Ce type de discours n'est pas unique dans l'Ancien Testament ; il est même assez récurrent dans la bouche des prophètes lorsqu'ils s'adressaient « aux nations ». La description de Dieu est bien sûr d'emblée scandaleuse à l'homme civilisé, cet homme que la tolérance a su domestiquer au cours de siècles. C'est une description du divin qui semble sortie d'un âge noir et sauvage. Seul l'intégriste religieux se plaira encore aujourd'hui à caractériser ainsi son dieu sous les traits d'un diable : les narines brûlantes, les lèvres furieuses, une langue au feu dévorant, une voix terrifiante, le bras déchaîné… un guerrier livrant tout au bûcher ! Bref, il paraît impossible de réconcilier ces passages de l'Ancien Testament avec le texte des Évangiles où le Christ paraît littéralement incarner un autre Dieu. N'est-ce pas d'ailleurs le Christ qui répondait à ses disciples, lorsqu'ils lui réclamaient, au nom de Dieu, le feu du ciel pour consumer les villages de Samarie qui ne les écoutaient pas : « Vous ne savez de quel esprit vous êtes animés. » (luc 955).

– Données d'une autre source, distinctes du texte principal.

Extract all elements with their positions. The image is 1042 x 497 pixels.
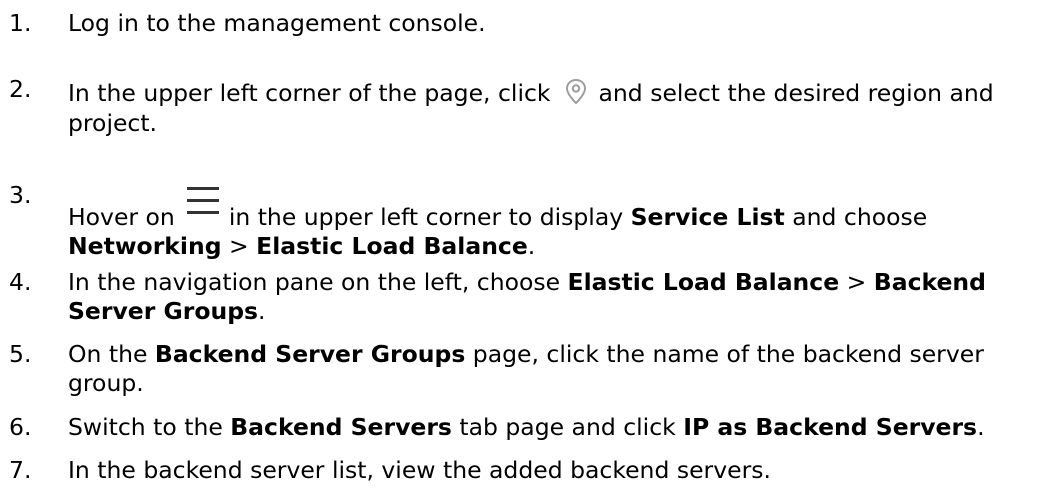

Que faisaient les disciples finalement ? Ils rappelaient naïvement ce visage de Dieu que leur offrait une lecture hâtive et superficielle de l'AT ; un visage que toutes les Vérités ont d'ailleurs en commun : Si tu ne m'honores pas, je t'écraserai ! À cela, le Christ opposa un véritable jugement spirituel : « Vous êtres dominés et trompés par un esprit qui vous séduit à perdre les hommes. Tel n'est pas mon état d'esprit. » Étrange réponse. En effet, car elle est précisément évoquée par ce texte d'Isaïe, au verset 28, qui en est la clef : « Dieu va poser entre les mâchoires des hommes un mors trompeur qui les dirigera de travers. »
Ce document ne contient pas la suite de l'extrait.